Saturday, July 25, 2009

Religious beliefs can coexist

One of my Twitter pals turned me on to an interesting article about the intersection between eastern and western paths and how they can be held together without conflict. The author points out how each can strengthen one's experience of the other. "This path isn’t for everyone. But if Eastern traditions and practices can deepen our Western faith, that seems like something to encourage rather than condemn."

The editor of Tricycle wrote a comment about this article:
I was surprised to find that people do not know that many Christians have taken up Buddhist practice. Meditation is a useful tool for those wishing to look more deeply into their own traditions. Father Robert Kennedy, for instance, earned the Zen honorific "roshi" while remaining a Catholic.

From where I sit, this is obvious, but I live in New York and publish a Buddhist magazine. We've found it illuminating to interview Christians who have an affinity for Buddhist practice, among them scholar Elaine Pagels, sociologist Robert Bellah (UC Berkeley) and Anglican priest Don Cupitt (Cambridge).
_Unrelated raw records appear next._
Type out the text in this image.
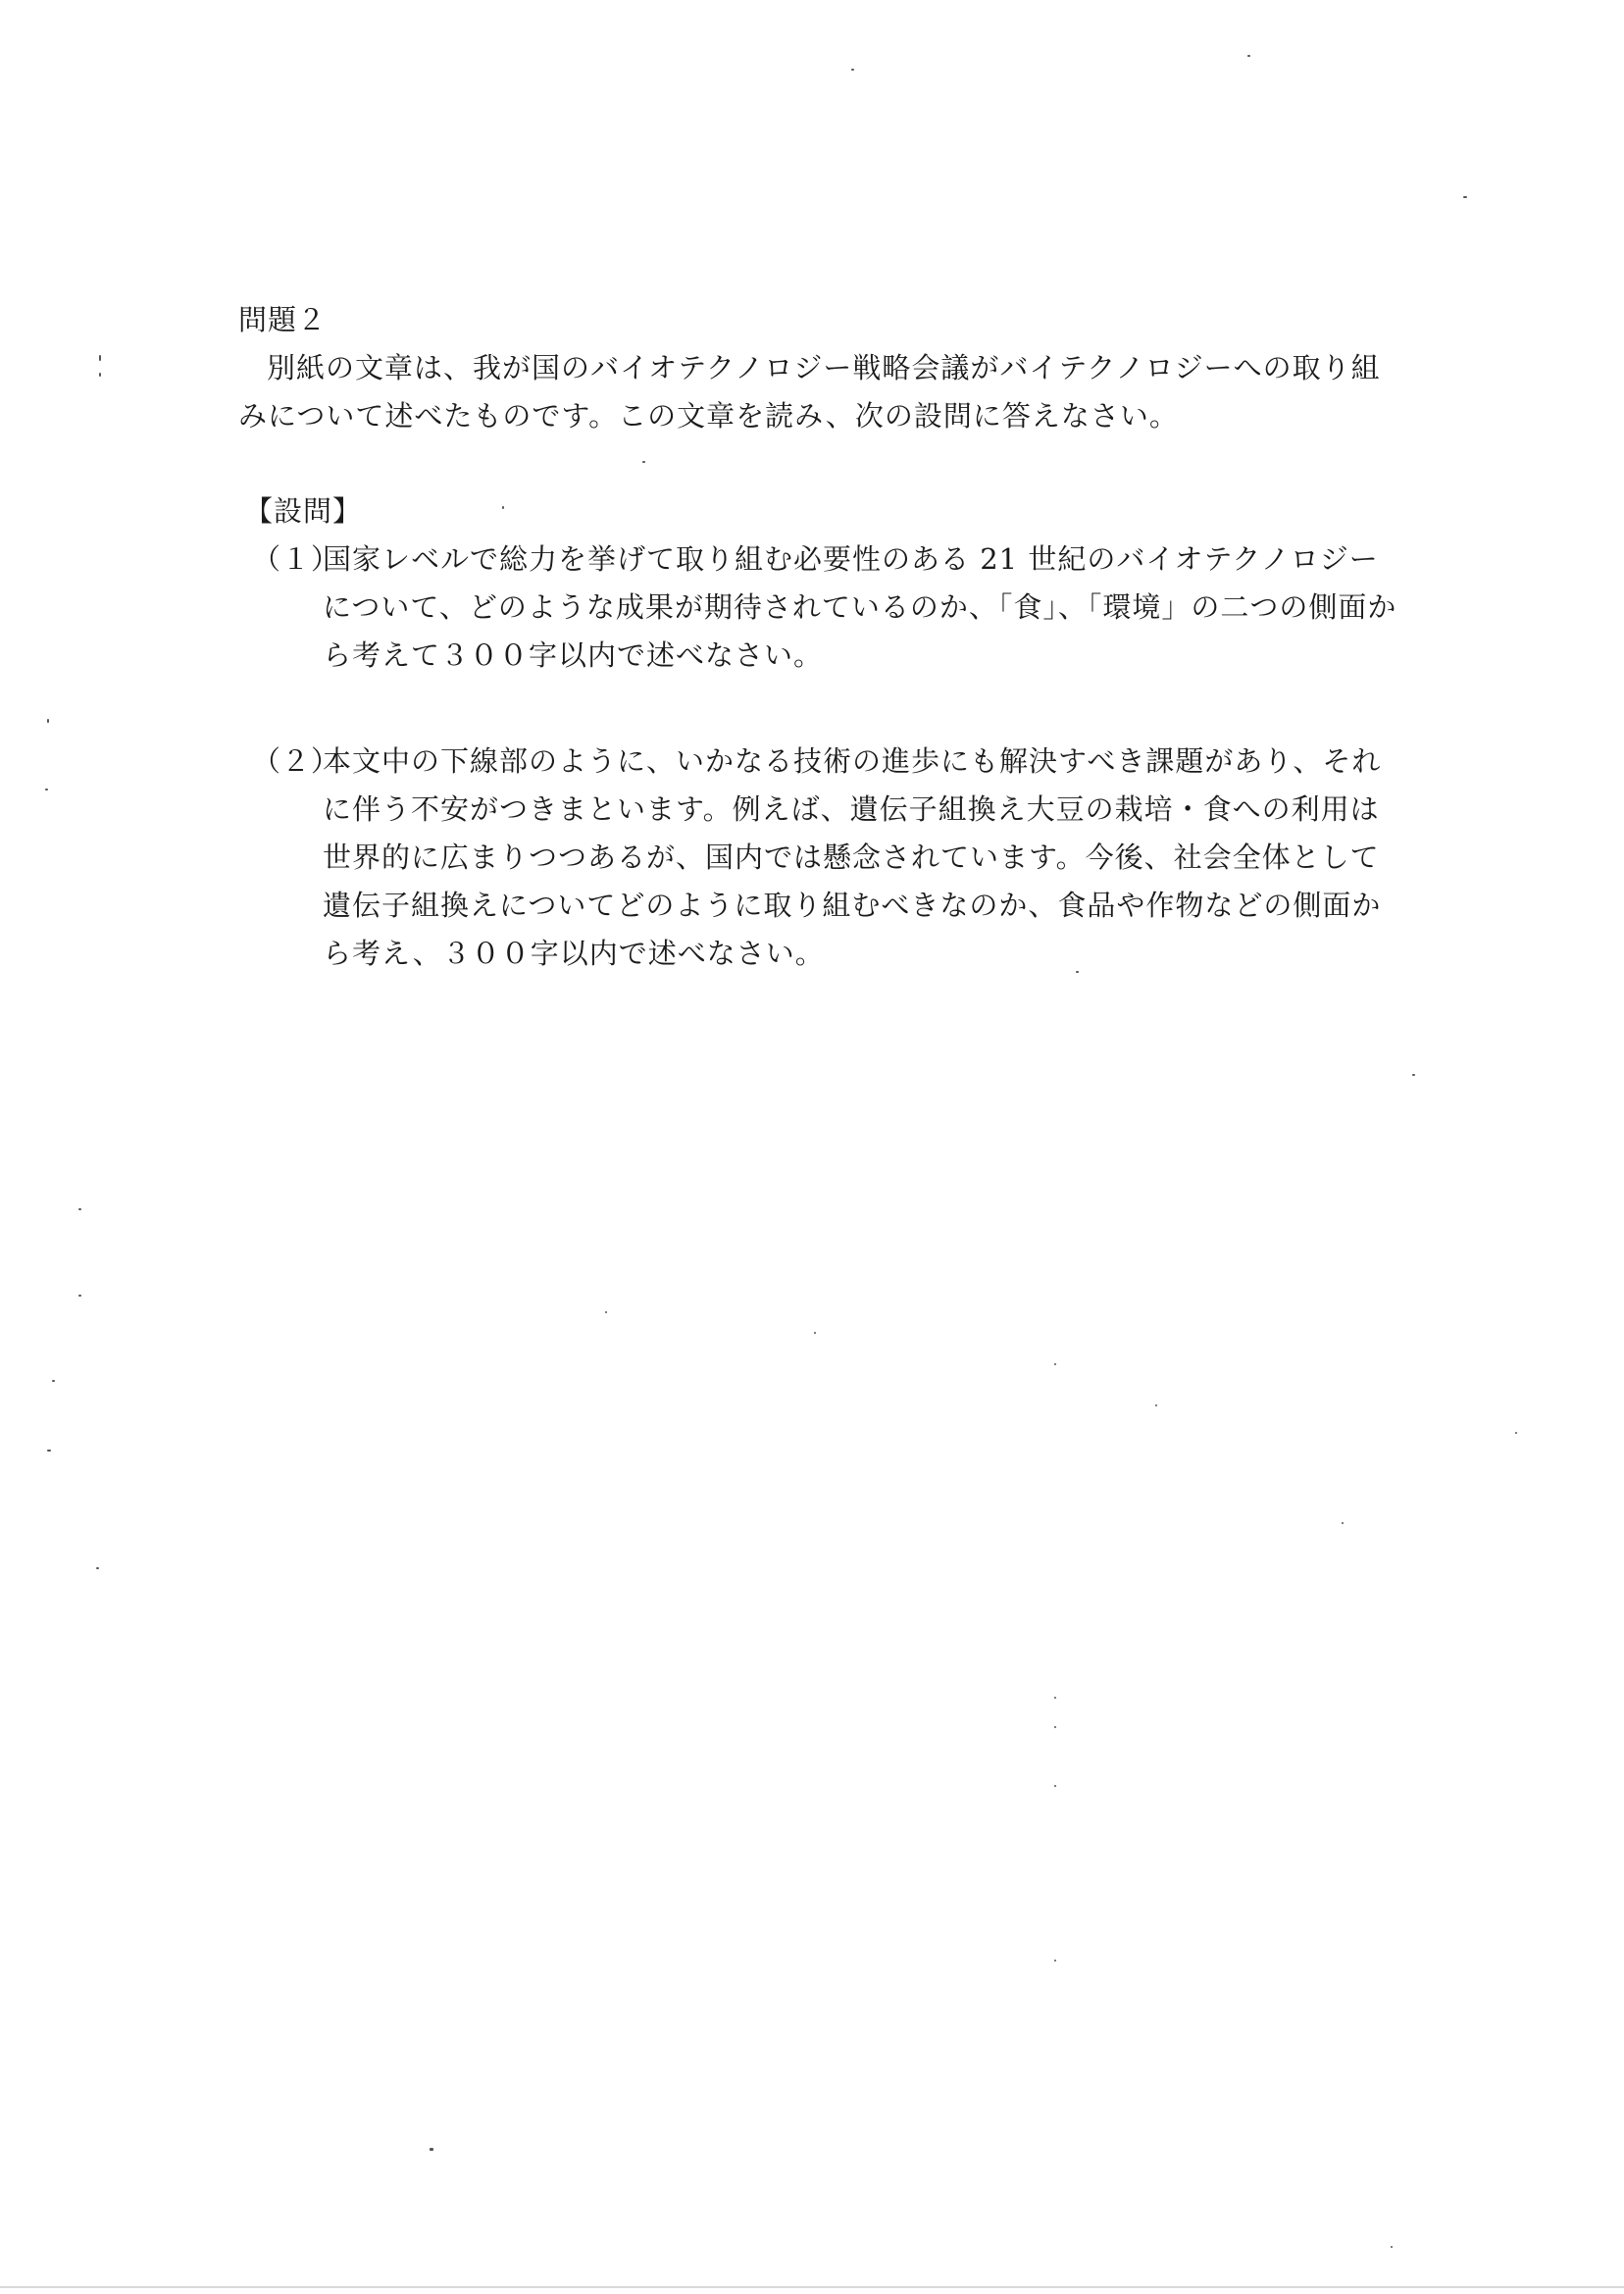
問題２

別紙の文章は、我が国のバイオテクノロジー戦略会議がバイテクノロジーへの取り組みについて述べたものです。この文章を読み、次の設問に答えなさい。

【設問】
（１）

国家レベルで総力を挙げて取り組む必要性のある 21 世紀のバイオテクノロジーについて、どのような成果が期待されているのか、「食」、「環境」の二つの側面から考えて３００字以内で述べなさい。

（２）

本文中の下線部のように、いかなる技術の進歩にも解決すべき課題があり、それに伴う不安がつきまといます。例えば、遺伝子組換え大豆の栽培・食への利用は世界的に広まりつつあるが、国内では懸念されています。今後、社会全体として遺伝子組換えについてどのように取り組むべきなのか、食品や作物などの側面から考え、３００字以内で述べなさい。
Not one of them is Buddhist but all are sympathetic to—and some have engaged in—Buddhist meditation. One of our editors, Clark Strand, teaches "koans of the Bible" and has recently written a book called "How to Believe in God." Clark is both a Christian and a Buddhist and this does not appear strange to most of us.

Many thanks again,

James Shaheen
Editor & Publisher
Tricycle: The Buddhist Review
All of this is much in the same flavor as the urge behind Luminous Mind, for people to find benefit to their spiritual experience, no matter what their background affiliation may be. We all have this light inside, whatever we may choose to call it. Let's make it burn brightly.